Dentro do código da Igreja, o pecado venial é aquele que não causa um risco direto à vida das pessoas. É o contrário do pecado mortal. O grave está acima do venial e expressa séria preocupação. A declaração de Martino, portanto, é um significativo alerta. Durante os dois dias da conferência, 80 estudiosos e peritos de 20 países discutiram aquecimento global, água potável, preservação de florestas e desenvolvimento econômico. “São Francisco deve estar aplaudindo e dizendo: Finalmente perceberam que a irmã Terra merece cuidado”, diz o teólogo Fernando Altemeyer Jr. O chamado vale ainda para os representantes da Igreja. “Nos últimos 300 anos, a maior parte dos religiosos dormiu tranqüila enquanto os rios se deterioravam.”
A Igreja também manifestou suas preocupações no documento da 5ª Conferência- Geral do Episcopado da América Latina e do Caribe (Celam), na cidade paulista de Aparecida. “Nos parágrafos 83, 140 e 493 fala-se sobre a agressão à Amazônia, o degelo na Antártida, o aquecimento global”, diz Jorge Cláudio Ribeiro, do Departamento de Teologia e Ciências da Religião da PUC. “Está se falando tarde demais desse tema. É o momento de se fazer uma leitura ecológica da Bíblia”, diz dom Pedro Luiz Stringhini, bispo auxiliar da Diocese de São Paulo.

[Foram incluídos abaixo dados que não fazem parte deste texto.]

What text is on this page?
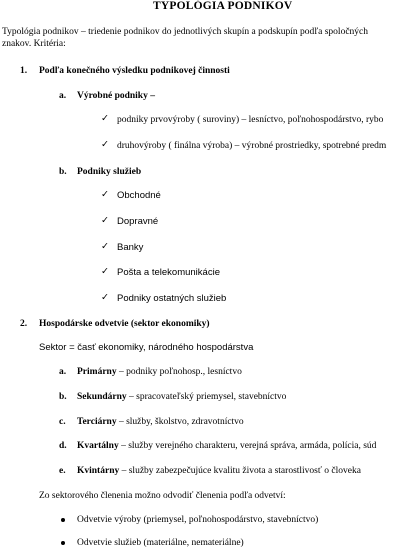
TYPOLÓGIA PODNIKOV
Typológia podnikov – triedenie podnikov do jednotlivých skupín a podskupín podľa spoločných
znakov. Kritéria:
1. Podľa konečného výsledku podnikovej činnosti
a. Výrobné podniky –
✓ podniky prvovýroby ( suroviny) – lesníctvo, poľnohospodárstvo, rybo
✓ druhovýroby ( finálna výroba) – výrobné prostriedky, spotrebné predm
b. Podniky služieb
✓ Obchodné
✓ Dopravné
✓ Banky
✓ Pošta a telekomunikácie
✓ Podniky ostatných služieb
2. Hospodárske odvetvie (sektor ekonomiky)
Sektor = časť ekonomiky, národného hospodárstva
a. Primárny – podniky poľnohosp., lesníctvo
b. Sekundárny – spracovateľský priemysel, stavebníctvo
c. Terciárny – služby, školstvo, zdravotníctvo
d. Kvartálny – služby verejného charakteru, verejná správa, armáda, polícia, súd
e. Kvintárny – služby zabezpečujúce kvalitu života a starostlivosť o človeka
Zo sektorového členenia možno odvodiť členenia podľa odvetví:
Odvetvie výroby (priemysel, poľnohospodárstvo, stavebníctvo)
Odvetvie služieb (materiálne, nemateriálne)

O discurso é importante, mas a velocidade com que o ambiente vem sendo degradado exige medidas concretas. E o Vaticano quer dar mostras de que não se limita à pregação. A Santa Sé anunciou recentemente que substituirá o teto de cimento do auditório Paulo VI, utilizado como espaço para recepções, por células fotovoltaicas que converterão luz em energia solar. A reforma do local, prevista para 2008, é considerada um esforço do papa Bento XVI pela conservação dos recursos naturais. Essa decisão tem sentido simbólico. Afinal, a comunidade católica é uma das maiores do mundo. Mas se não houver uma ação articulada em nome da ecologia, com prazos, parcerias e recursos, a atitude soará como mera retórica.
Para Jorge Ribeiro, o papa deveria ter um gesto mais grandioso: sair em viagem de navio e visitar os oceanos, sem data para voltar. “É preciso mudar o jeito de agir. Na Igreja, sempre houve pessoas como o padre Júlio Lancelotti, que cuida de crianças e adolescentes soropositivos. Hoje, falta um padre Júlio da ecologia”, diz ele.